In their Review, Mansi and colleagues provide an excellent overview of the role of the gastrin-releasing peptide receptor (GRPR) in the progression of prostate cancer and other urological cancers, and discuss the potential of GRPR as a therapeutic target (Mansi, R., Fleischmann, A., Mäcke, H. R. & Reubi, J. C. Targeting GRPR in urological cancers—from basic research to clinical application. Nat. Rev. Urol. 10, 235–244; 2013).1 As acknowledged by the authors, the first human trial of a GRPR antagonist was performed at our institution (G. Schwartsmann was the principal investigator).2 Our phase I study enrolled 25 patients with diverse types of advanced solid malignant tumours, six of whom (24%) had prostate cancer and three patients (12%) had kidney cancer. Patients were given either one or two daily subcutaneous injections of the selective GRPR antagonist RC-3095 at doses up to 96 μg/kg. Although no objective tumour responses to the treatment were observed, there were no significant toxic effects related to drug administration, and a phase II study is planned. In our opinion, it is worth pointing out some additional issues not addressed by Mansi et al.1 that might be relevant for the clinical development of GRPR antagonists for prostate cancer.

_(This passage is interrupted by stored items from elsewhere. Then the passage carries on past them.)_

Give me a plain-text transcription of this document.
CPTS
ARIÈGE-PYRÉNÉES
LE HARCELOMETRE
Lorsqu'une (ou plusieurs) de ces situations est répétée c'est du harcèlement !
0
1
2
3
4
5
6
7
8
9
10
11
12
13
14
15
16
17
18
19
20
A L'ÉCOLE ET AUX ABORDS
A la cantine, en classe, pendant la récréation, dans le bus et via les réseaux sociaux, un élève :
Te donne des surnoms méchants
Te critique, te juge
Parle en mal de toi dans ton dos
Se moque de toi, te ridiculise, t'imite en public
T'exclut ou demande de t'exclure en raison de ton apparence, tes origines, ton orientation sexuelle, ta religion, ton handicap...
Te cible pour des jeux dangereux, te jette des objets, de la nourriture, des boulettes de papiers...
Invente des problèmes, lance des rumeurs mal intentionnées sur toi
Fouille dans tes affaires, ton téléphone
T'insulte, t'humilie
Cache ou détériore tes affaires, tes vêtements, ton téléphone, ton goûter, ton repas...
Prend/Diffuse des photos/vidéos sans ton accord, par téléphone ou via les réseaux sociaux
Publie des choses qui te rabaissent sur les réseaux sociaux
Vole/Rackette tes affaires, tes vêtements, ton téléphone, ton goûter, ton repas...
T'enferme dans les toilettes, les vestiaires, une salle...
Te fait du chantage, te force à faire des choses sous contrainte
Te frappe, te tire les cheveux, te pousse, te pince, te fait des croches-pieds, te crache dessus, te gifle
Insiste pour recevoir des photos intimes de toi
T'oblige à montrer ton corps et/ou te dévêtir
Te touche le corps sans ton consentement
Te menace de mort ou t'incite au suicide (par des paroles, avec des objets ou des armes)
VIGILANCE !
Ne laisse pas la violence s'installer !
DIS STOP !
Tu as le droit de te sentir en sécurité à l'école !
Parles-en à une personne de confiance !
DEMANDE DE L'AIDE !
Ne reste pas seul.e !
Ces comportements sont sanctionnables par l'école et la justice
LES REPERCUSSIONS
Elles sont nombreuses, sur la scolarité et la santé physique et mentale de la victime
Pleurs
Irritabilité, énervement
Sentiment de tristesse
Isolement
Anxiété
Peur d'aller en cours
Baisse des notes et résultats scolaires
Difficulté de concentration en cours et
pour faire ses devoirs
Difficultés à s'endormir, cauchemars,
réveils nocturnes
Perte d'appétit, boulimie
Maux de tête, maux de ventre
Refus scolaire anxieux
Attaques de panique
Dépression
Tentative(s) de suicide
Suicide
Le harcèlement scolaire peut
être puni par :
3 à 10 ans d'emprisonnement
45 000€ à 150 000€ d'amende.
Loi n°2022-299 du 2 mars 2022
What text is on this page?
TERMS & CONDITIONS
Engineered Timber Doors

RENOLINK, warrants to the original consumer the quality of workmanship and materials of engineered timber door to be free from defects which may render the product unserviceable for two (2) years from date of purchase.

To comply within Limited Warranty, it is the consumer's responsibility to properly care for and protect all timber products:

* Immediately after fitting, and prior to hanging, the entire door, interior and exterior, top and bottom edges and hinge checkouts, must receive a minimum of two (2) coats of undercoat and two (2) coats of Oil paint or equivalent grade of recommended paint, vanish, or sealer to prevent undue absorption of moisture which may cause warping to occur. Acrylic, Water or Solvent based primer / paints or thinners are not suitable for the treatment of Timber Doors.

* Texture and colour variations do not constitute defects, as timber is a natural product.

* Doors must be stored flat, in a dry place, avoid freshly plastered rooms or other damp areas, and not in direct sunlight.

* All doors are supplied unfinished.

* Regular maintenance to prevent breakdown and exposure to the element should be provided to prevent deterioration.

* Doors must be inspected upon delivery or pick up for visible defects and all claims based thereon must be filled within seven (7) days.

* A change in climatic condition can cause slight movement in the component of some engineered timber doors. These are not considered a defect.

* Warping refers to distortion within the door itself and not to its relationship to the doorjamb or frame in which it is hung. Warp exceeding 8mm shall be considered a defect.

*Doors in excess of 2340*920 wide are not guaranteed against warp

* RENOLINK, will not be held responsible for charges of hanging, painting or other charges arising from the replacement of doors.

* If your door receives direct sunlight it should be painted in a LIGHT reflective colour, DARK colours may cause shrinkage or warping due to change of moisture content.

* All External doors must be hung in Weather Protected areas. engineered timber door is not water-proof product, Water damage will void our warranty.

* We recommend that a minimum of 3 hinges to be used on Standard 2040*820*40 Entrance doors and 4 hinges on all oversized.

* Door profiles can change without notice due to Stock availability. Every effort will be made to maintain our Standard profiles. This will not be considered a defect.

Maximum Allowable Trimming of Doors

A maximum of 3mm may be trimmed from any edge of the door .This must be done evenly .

Regarding the cellular mechanisms involved in GRPR-driven tumour progression, prostate cancer might have a unique response to GRPR activation owing to a close functional interaction between the GRPR and the androgen receptor (AR). GRP—the endogenous GRPR agonist in humans, detected in 50–60% of prostate cancer specimens3—can activate the AR and enhance the proliferation and migration of prostate cancer cells in androgen-depleted conditions. Importantly, androgen-independent growth of prostate cancer cells transfected to overexpress GRP requires GRPR activation and is inhibited by RC-3095.4 These findings strongly indicate that the GRPR can mediate cancer initiation and growth by modulating AR signalling, even in the absence of androgen stimulation. Thus, the GRPR is a particularly promising target for the inhibition of tumour progression in patients with castration-resistant prostate cancer.4,5 Further investigation of the crosstalk between GRPR and AR signalling is crucial for the characterization of therapeutic opportunities to block the GRPR in prostate cancer.

Other aspects of GRPR involvement in prostate cancer might, however, represent caveats that should be taken into account when designing clinical studies. For example, recent evidence suggests that GRPR overexpression is found predominantly in prostate tumours of small size and low grade. GRPR expression was inversely correlated with both Gleason score and preoperative PSA level.6 These findings suggest that the clinical use of GRPR antagonists in patients with advanced disease might be limited.

Finally, although the antitumour effects of GRPR blockade have been demonstrated in prostate cancer animal models, these experiments have focused on evaluating the effects of GRPR antagonist monotherapy. Given the biological complexity of prostate cancer, targeting a single growth factor receptor or signalling pathway is not likely to have a substantial effect on prostate cancer growth. In a preclinical study using a rat model of glioma, we showed that although treatment with RC-3095 significantly reduced tumour growth, optimal response (and, in some animals, virtually complete tumour remission) was observed only when the GRPR antagonist was combined with the standard chemotherapeutic agent temozolomide.7 Preclinical studies in prostate cancer should, therefore, be designed with the purpose of characterizing the effects of GRPR antagonists when combined with other molecularly targeted agents or cytotoxic chemotherapy regimens.